3.2 LE NOUVEAU MODÈLE DE DÉTERMINATION DU COÛT DU CAPITAL Conséquence possible des choix de financement, et problématique très souvent associée à celle des choix de financement, le coût du capital représente un facteur déterminant du niveau d'activité économique et de la compétitivité des entreprises. La majorité des volumes de finance proposent d’estimer le coût des fonds propres des entreprises à l’aide du coefficient bêta, une mesure du risque systématique d’un titre par rapport au marché. Le coût des fonds propres est donc évalué à l’aide du CAPM8. Pourtant, cette méthode qui a l’avantage de la simplicité et de l’existence d’une base conceptuelle rigoureuse est contestée, à la fois parce que le modèle fait lui-même l’objet de critiques, mais aussi parce que l’utilisation du CAPM dans les situations de petites entreprises et de firmes de technologies de pointe est à la fois difficile et hasardeuse.
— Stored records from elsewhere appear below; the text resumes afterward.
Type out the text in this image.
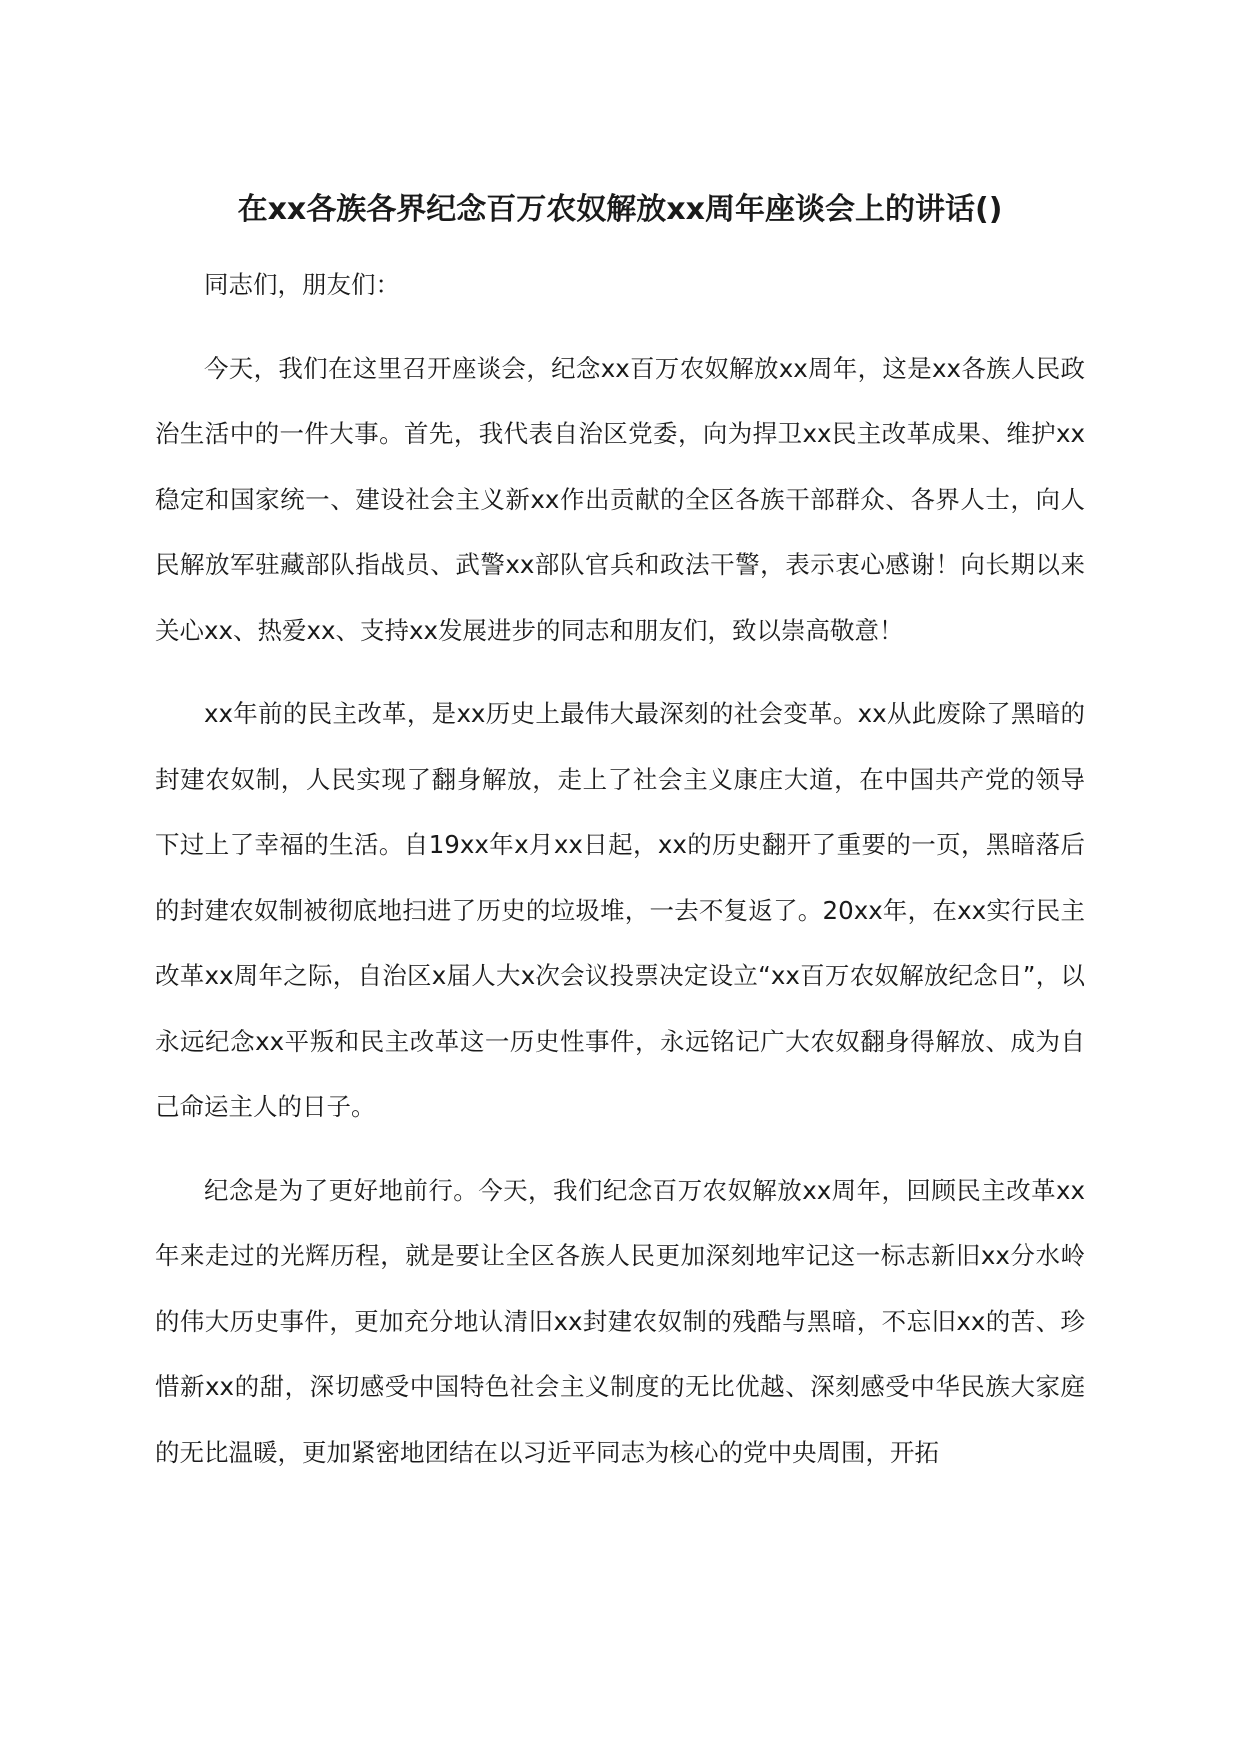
在xx各族各界纪念百万农奴解放xx周年座谈会上的讲话()

同志们，朋友们：

今天，我们在这里召开座谈会，纪念xx百万农奴解放xx周年，这是xx各族人民政治生活中的一件大事。首先，我代表自治区党委，向为捍卫xx民主改革成果、维护xx稳定和国家统一、建设社会主义新xx作出贡献的全区各族干部群众、各界人士，向人民解放军驻藏部队指战员、武警xx部队官兵和政法干警，表示衷心感谢！向长期以来关心xx、热爱xx、支持xx发展进步的同志和朋友们，致以崇高敬意！

xx年前的民主改革，是xx历史上最伟大最深刻的社会变革。xx从此废除了黑暗的封建农奴制，人民实现了翻身解放，走上了社会主义康庄大道，在中国共产党的领导下过上了幸福的生活。自19xx年x月xx日起，xx的历史翻开了重要的一页，黑暗落后的封建农奴制被彻底地扫进了历史的垃圾堆，一去不复返了。20xx年，在xx实行民主改革xx周年之际，自治区x届人大x次会议投票决定设立“xx百万农奴解放纪念日”，以永远纪念xx平叛和民主改革这一历史性事件，永远铭记广大农奴翻身得解放、成为自己命运主人的日子。

纪念是为了更好地前行。今天，我们纪念百万农奴解放xx周年，回顾民主改革xx年来走过的光辉历程，就是要让全区各族人民更加深刻地牢记这一标志新旧xx分水岭的伟大历史事件，更加充分地认清旧xx封建农奴制的残酷与黑暗，不忘旧xx的苦、珍惜新xx的甜，深切感受中国特色社会主义制度的无比优越、深刻感受中华民族大家庭的无比温暖，更加紧密地团结在以习近平同志为核心的党中央周围，开拓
Un modèle dérivé du CAPM, qui découle d’observations empiriques et non d’un modèle théorique, semble s’imposer peu à peu comme outil alternatif du calcul du coût des fonds propres. Il s’agit du modèle à trois facteurs (Three factor pricing model, TFPM) proposé par Fama et French (1992). Le taux de rendement attendu d'un titre serait fonction de la sensibilité du rendement de ce titre à trois facteurs : le rendement du marché, une prime de taille et une autre liée au ratio de la valeur comptable à la valeur marchande des actions, (BE/ME), associée par plusieurs auteurs à un risque de détresse financière (Chan et Chen, 1991). Ce modèle découle de nombreux travaux empiriques qui ont mis en évidence le rendement (anormalement) plus élevé des entreprises de petite taille et de celles dont le ratio BE/ME est élevé (Fama et French, 1992). Ce modèle, issu de constatations empiriques s’impose peu à peu dans le milieu académique (Suret et coll., 2000). L’étude de Graham et Harvey (1999) montre que cette façon d’estimer le coût du

7 40 entreprises sur 176 reconnaissent explicitement se référer à un ratio de dette cible, et 80 mentionnent prendre les décisions de financement selon un ordre hiérarchique. 8 Voir Damodaran (1997, chapitre 6) pour des présentations de cette méthode de calcul, qui est le plus

souvent ajustée pour prendre en considération les variations du niveau d’endettement.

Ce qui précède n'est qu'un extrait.